In Figure 8, indeed, temperature evolution at target ablation point shows similar values, the highest final temperature of the constant protocol (52 °C) differs only 2 °C from the other two protocols (50 °C), but they are obtained with the different durations already shown in Table 3. Thus, the damage-controlled developed protocol is able to achieve the complete ablation in a smaller time than the completely pulsating protocol, reducing at the same time tissue temperature on the tumor rim compared to the constant protocol. This type of protocol allows to control the energy source on the basis of thermal damage level, avoiding on the one hand, too high temperature peaks, which can lead to an undesired quick destruction of the surrounding healthy tissue, and on the other hand, too long duration, and consequently extended pain for the patient. Moreover, using the developed porous media-based numerical model, different protocols can be adapted to the different tissues’ features, tumors’ dimensions, and position. Information on blood velocity, the blood vessels’ diameters, and arrangements can be achieved in clinical practice before or even during the treatment.

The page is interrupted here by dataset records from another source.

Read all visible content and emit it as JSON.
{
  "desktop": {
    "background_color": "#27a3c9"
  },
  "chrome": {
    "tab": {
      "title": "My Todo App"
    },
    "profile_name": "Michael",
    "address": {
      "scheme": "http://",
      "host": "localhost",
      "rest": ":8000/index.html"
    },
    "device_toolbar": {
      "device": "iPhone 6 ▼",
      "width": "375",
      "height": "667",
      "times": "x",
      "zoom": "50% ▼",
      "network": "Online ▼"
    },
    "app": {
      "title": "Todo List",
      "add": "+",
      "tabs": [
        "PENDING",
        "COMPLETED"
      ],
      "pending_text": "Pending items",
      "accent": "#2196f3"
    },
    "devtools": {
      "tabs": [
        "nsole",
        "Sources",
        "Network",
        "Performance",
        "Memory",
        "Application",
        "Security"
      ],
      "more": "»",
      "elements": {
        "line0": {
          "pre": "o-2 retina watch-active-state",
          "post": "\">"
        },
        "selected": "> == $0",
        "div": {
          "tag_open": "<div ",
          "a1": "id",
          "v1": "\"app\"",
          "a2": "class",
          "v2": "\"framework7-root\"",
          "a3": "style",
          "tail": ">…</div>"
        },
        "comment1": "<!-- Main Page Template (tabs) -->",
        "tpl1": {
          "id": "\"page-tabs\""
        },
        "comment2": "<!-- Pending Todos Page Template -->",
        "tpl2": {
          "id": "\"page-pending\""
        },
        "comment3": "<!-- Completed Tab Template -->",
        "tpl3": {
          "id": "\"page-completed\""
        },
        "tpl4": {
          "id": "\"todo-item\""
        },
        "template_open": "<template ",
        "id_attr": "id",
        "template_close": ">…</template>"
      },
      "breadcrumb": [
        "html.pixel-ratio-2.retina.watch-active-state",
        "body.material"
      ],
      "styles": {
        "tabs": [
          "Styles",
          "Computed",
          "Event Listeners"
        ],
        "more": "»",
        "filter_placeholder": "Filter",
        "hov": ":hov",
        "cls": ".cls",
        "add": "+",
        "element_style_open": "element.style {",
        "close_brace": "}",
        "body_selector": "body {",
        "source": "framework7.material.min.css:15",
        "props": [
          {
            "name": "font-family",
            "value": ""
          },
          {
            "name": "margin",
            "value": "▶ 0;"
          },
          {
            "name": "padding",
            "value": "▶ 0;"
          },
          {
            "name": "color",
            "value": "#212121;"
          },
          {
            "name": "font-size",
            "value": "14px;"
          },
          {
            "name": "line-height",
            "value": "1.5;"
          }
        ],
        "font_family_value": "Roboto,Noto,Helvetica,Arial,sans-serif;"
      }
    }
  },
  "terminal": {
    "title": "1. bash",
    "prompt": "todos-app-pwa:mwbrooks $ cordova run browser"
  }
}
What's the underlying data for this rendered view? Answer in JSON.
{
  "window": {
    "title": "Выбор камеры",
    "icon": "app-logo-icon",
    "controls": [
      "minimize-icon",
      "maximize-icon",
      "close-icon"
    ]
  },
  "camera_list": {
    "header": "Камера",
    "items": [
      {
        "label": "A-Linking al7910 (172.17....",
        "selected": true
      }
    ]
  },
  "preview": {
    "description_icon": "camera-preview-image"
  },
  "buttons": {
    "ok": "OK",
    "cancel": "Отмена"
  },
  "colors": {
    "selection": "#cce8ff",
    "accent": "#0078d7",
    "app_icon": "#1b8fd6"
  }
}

In order to have a clearer overview of all the results achieved, Figure 9 shows temperature fields obtained at the end of each protocol. From the figure, damage-controlled and pulsating protocols results in lower temperatures in tumor domain compared to the constant one. The goal of obtaining a complete ablation of the target volume, instead, is reached quicker than the pulsating protocol when the damage-controlled one is used.

4. Conclusions

In this work, thermal ablation of a hepatocellular carcinoma tumor is modeled to investigate three different protocols which differ for the external heating source application: a constant heating protocol, a pulsating protocol, and a new developed damage-controlled protocol. The goal is to obtain a complete thermal ablation of the tumor region of 1.2 cm, plus a 0.5 cm margin to exclude the recurrence of the tumor in the periablational zone. The entire domain consists of an internal sphere with tumor properties bounded by an external sphere representing the healthy tissue. The investigation is made employing a new developed porous media-based local thermal non-equilibrium bioheat model modified in order to include the variability of the blood volume fraction, namely the porosity, inside the domain. The porosity variation between the tumor core, tumor rim, and healthy tissue is based on experimental in vivo measures on the hepatic blood volume in HCC implanted in rabbits. The equations are numerically solved by means of the commercial software COMSOL Multiphysics, and the outcomes show different final treatment durations and temperatures. The constant heating protocol, indeed, results in smaller application time but higher temperature than the other two protocols, so the risk of healthy tissue ablation becomes higher. The developed damage-controlled protocol, instead, uses the thermal damage probability monitoring on the tumor rim to control the heating source changing from constant to pulsating. This protocol is able to achieve the complete ablation in less time than the completely pulsating protocol, and at the same time to reach tissue temperature on the tumor rim 10 °C smaller than the constant protocol, as happens with the totally pulsating protocol. These results are relevant to model more and more accurately thermal ablation treatments, in order to achieve the complete tumor ablation and avoid the risk of its recurrence. Moreover, different damage-controlled protocols can be developed and improved in the future, implementing procedures based on real data from imaging techniques. Patient-based and automated protocols can be developed and employed in software embedded in medical devices or in mobile applications.